First Contact & Mission Times
The first recorded European to visit the Bloomfield River was British Royal Navy Lieutenant Commander Frederick Bedwell, who accompanied Captain Phillip Parker King on board the HMS Mermaid on a hydrological survey of the east coast of Australia.
Gold was discovered in the region in the early 1870s and resulted in a gold rush with thousands of miners setting up camp in the Palmer River area. A tin mining industry was also established in the area. Tensions between miners and pioneer settlers moving into Kuku-Yalanji territories resulted in violent clashes.

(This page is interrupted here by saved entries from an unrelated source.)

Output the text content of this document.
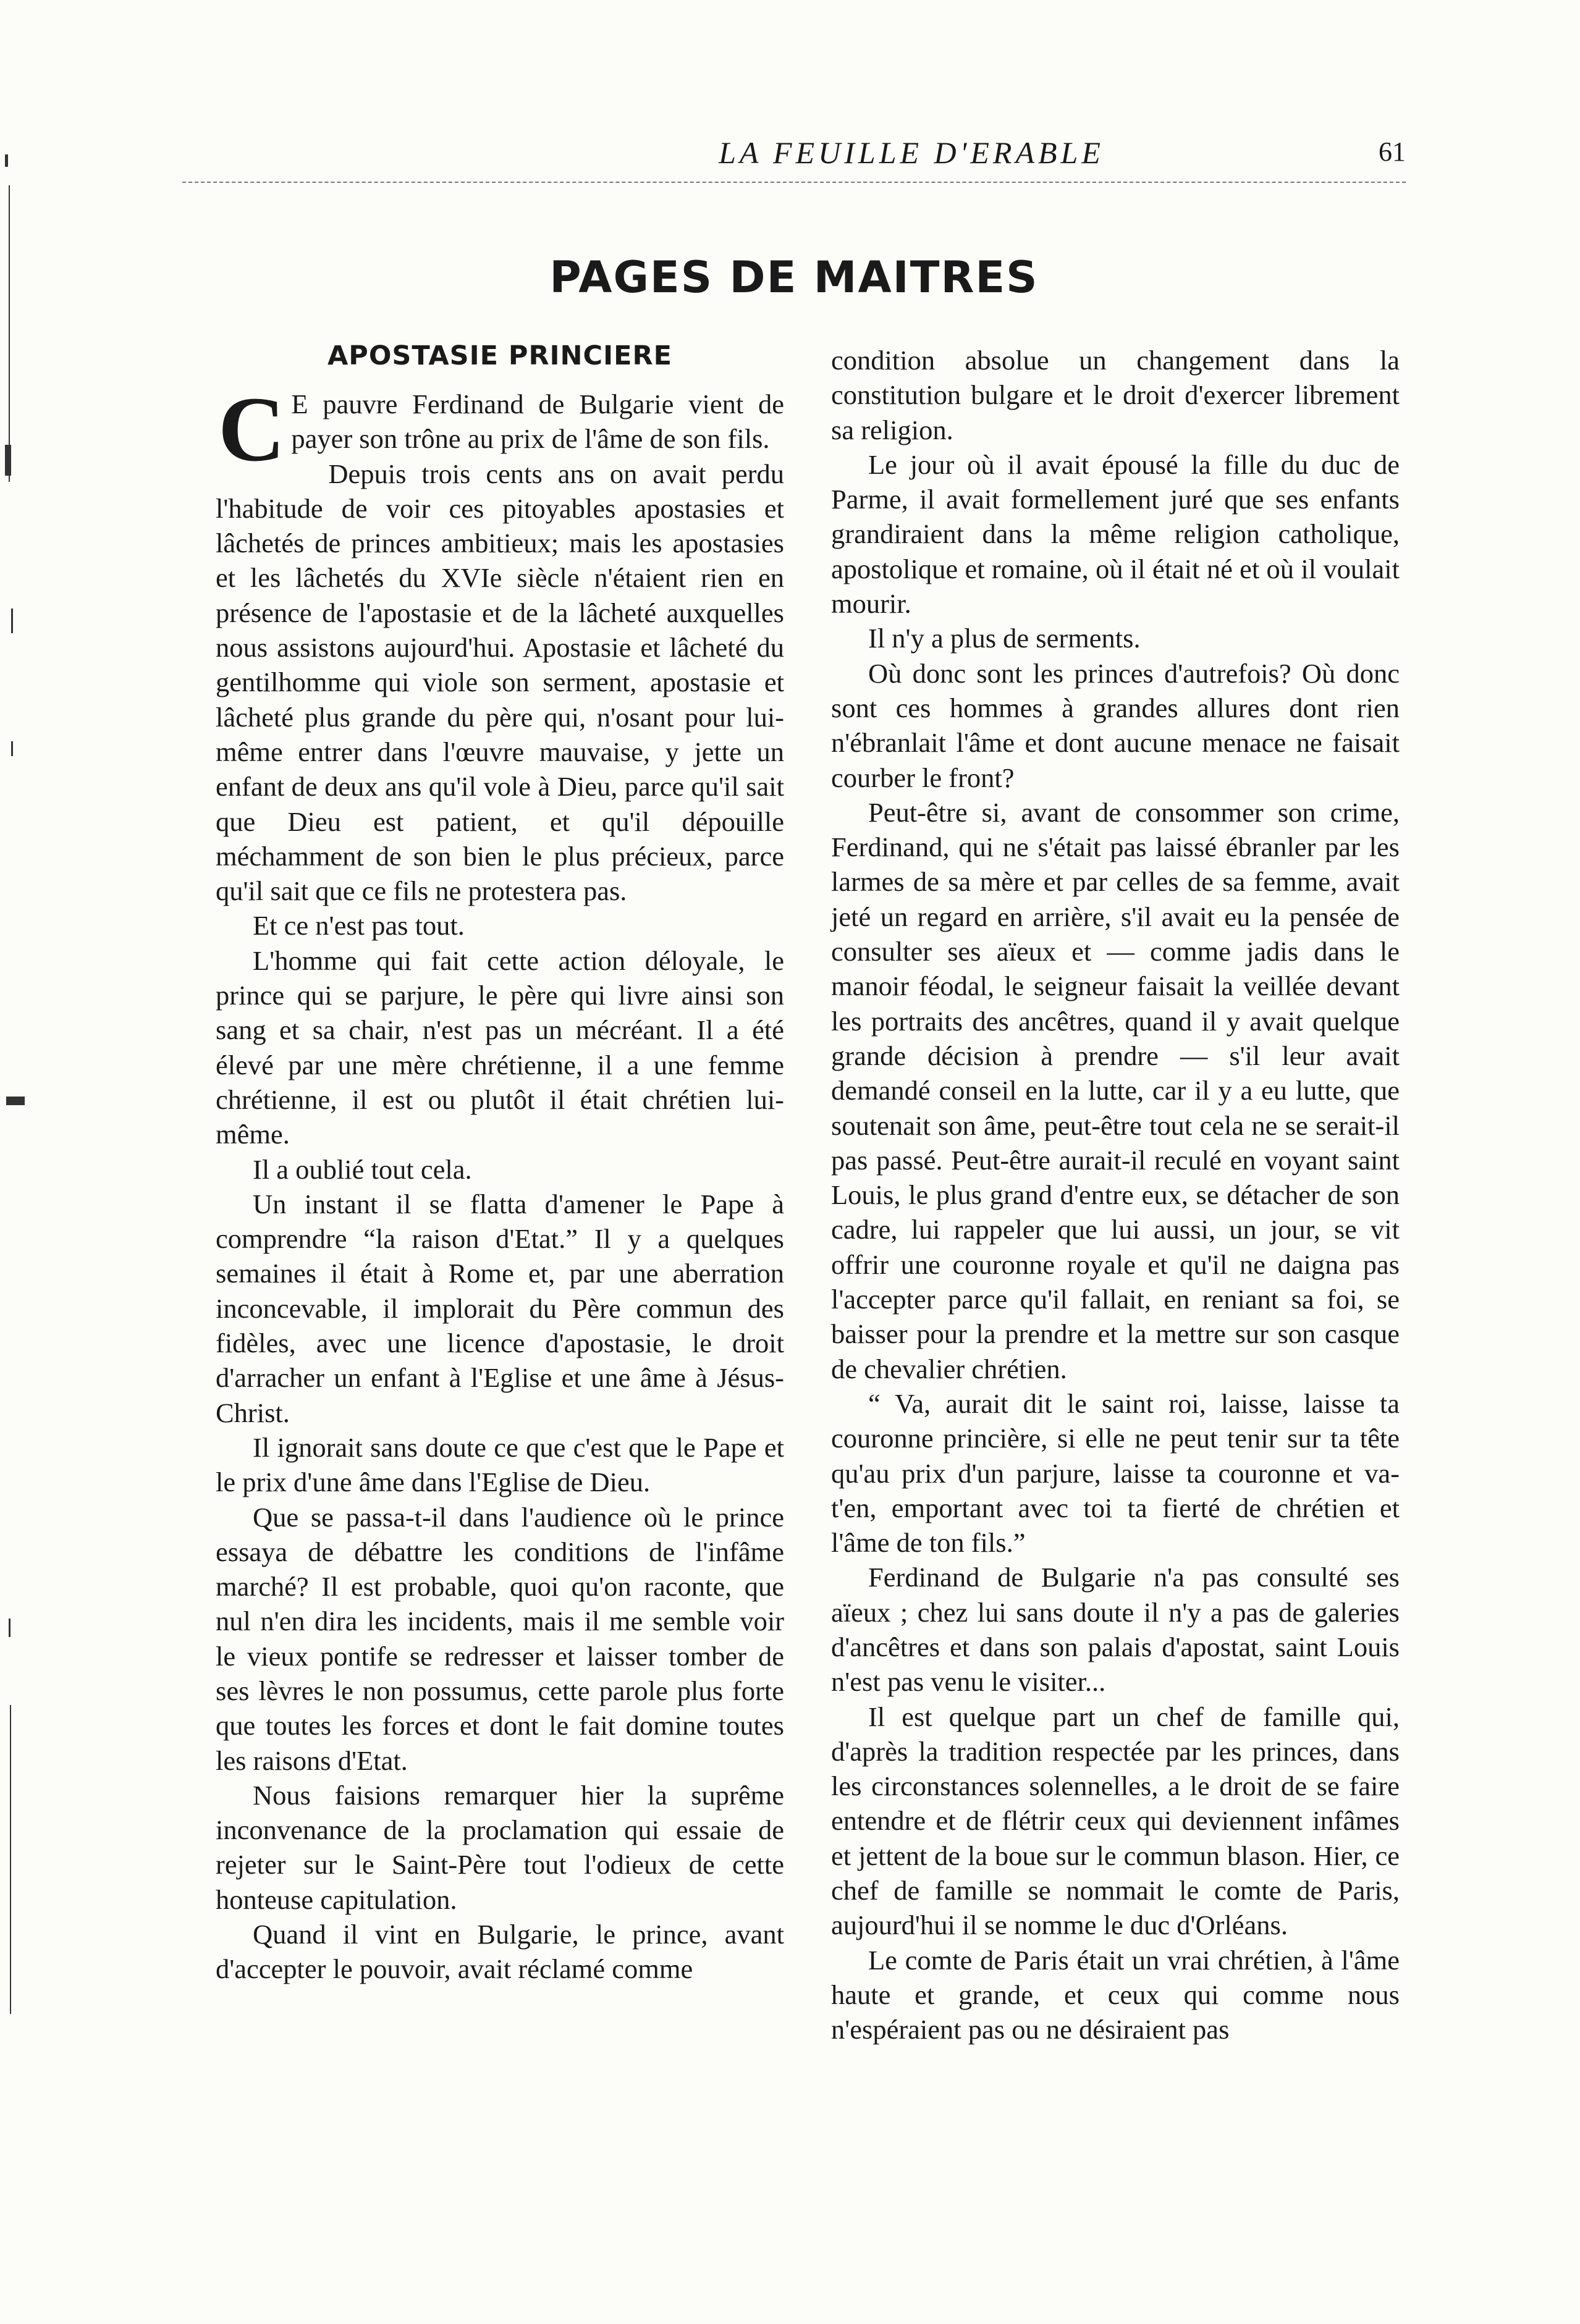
LA FEUILLE D'ERABLE	61
PAGES DE MAITRES
APOSTASIE PRINCIERE

C E pauvre Ferdinand de Bulgarie vient de payer son trône au prix de l'âme de son fils.

Depuis trois cents ans on avait perdu l'habitude de voir ces pitoyables apostasies et lâchetés de princes ambitieux; mais les apostasies et les lâchetés du XVIe siècle n'étaient rien en présence de l'apostasie et de la lâcheté auxquelles nous assistons aujourd'hui. Apostasie et lâcheté du gentilhomme qui viole son serment, apostasie et lâcheté plus grande du père qui, n'osant pour lui-même entrer dans l'œuvre mauvaise, y jette un enfant de deux ans qu'il vole à Dieu, parce qu'il sait que Dieu est patient, et qu'il dépouille méchamment de son bien le plus précieux, parce qu'il sait que ce fils ne protestera pas.

Et ce n'est pas tout.

L'homme qui fait cette action déloyale, le prince qui se parjure, le père qui livre ainsi son sang et sa chair, n'est pas un mécréant. Il a été élevé par une mère chrétienne, il a une femme chrétienne, il est ou plutôt il était chrétien lui-même.

Il a oublié tout cela.

Un instant il se flatta d'amener le Pape à comprendre “la raison d'Etat.” Il y a quelques semaines il était à Rome et, par une aberration inconcevable, il implorait du Père commun des fidèles, avec une licence d'apostasie, le droit d'arracher un enfant à l'Eglise et une âme à Jésus-Christ.

Il ignorait sans doute ce que c'est que le Pape et le prix d'une âme dans l'Eglise de Dieu.

Que se passa-t-il dans l'audience où le prince essaya de débattre les conditions de l'infâme marché? Il est probable, quoi qu'on raconte, que nul n'en dira les incidents, mais il me semble voir le vieux pontife se redresser et laisser tomber de ses lèvres le non possumus, cette parole plus forte que toutes les forces et dont le fait domine toutes les raisons d'Etat.

Nous faisions remarquer hier la suprême inconvenance de la proclamation qui essaie de rejeter sur le Saint-Père tout l'odieux de cette honteuse capitulation.

Quand il vint en Bulgarie, le prince, avant d'accepter le pouvoir, avait réclamé comme

condition absolue un changement dans la constitution bulgare et le droit d'exercer librement sa religion.

Le jour où il avait épousé la fille du duc de Parme, il avait formellement juré que ses enfants grandiraient dans la même religion catholique, apostolique et romaine, où il était né et où il voulait mourir.

Il n'y a plus de serments.

Où donc sont les princes d'autrefois? Où donc sont ces hommes à grandes allures dont rien n'ébranlait l'âme et dont aucune menace ne faisait courber le front?

Peut-être si, avant de consommer son crime, Ferdinand, qui ne s'était pas laissé ébranler par les larmes de sa mère et par celles de sa femme, avait jeté un regard en arrière, s'il avait eu la pensée de consulter ses aïeux et — comme jadis dans le manoir féodal, le seigneur faisait la veillée devant les portraits des ancêtres, quand il y avait quelque grande décision à prendre — s'il leur avait demandé conseil en la lutte, car il y a eu lutte, que soutenait son âme, peut-être tout cela ne se serait-il pas passé. Peut-être aurait-il reculé en voyant saint Louis, le plus grand d'entre eux, se détacher de son cadre, lui rappeler que lui aussi, un jour, se vit offrir une couronne royale et qu'il ne daigna pas l'accepter parce qu'il fallait, en reniant sa foi, se baisser pour la prendre et la mettre sur son casque de chevalier chrétien.

“ Va, aurait dit le saint roi, laisse, laisse ta couronne princière, si elle ne peut tenir sur ta tête qu'au prix d'un parjure, laisse ta couronne et va-t'en, emportant avec toi ta fierté de chrétien et l'âme de ton fils.”

Ferdinand de Bulgarie n'a pas consulté ses aïeux ; chez lui sans doute il n'y a pas de galeries d'ancêtres et dans son palais d'apostat, saint Louis n'est pas venu le visiter...

Il est quelque part un chef de famille qui, d'après la tradition respectée par les princes, dans les circonstances solennelles, a le droit de se faire entendre et de flétrir ceux qui deviennent infâmes et jettent de la boue sur le commun blason. Hier, ce chef de famille se nommait le comte de Paris, aujourd'hui il se nomme le duc d'Orléans.

Le comte de Paris était un vrai chrétien, à l'âme haute et grande, et ceux qui comme nous n'espéraient pas ou ne désiraient pas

The establishment of the Bloomfield River Mission was a Queensland Government initiative. It was announced that a reserve on the Bloomfield River had been set aside, 45 miles south of Cooktown in the mid-1880s. The trigger was the rapid development of the region by settlers establishing sugar cane plantations and cattle stations.
The Queensland Government declined to make a financial commitment beyond the first year of the Mission’s operation. Instead, the Queensland Government offered the running of Bloomfield River Mission to the Lutherans.
The Bloomfield Mission was considered a failure and government subsidies were withdrawn. In August 1900 it was decided that the Mission be wound down.
In 1958, the Department of Native Affairs once again approached the Lutheran Church to re-establish the mission at Bloomfield River and provided them with a £2500 grant to fund housing, transportation, and communications. An area of 260 acres was gazetted as an Aboriginal reserve.
On 16 February 1980, the Bloomfield River Mission was officially renamed Wujal Wujal.
In 1985, Wujal Wujal community elected five councillors to constitute an autonomous Wujal Wujal Aboriginal Council established under the Community Services (Aborigines) Act 1984.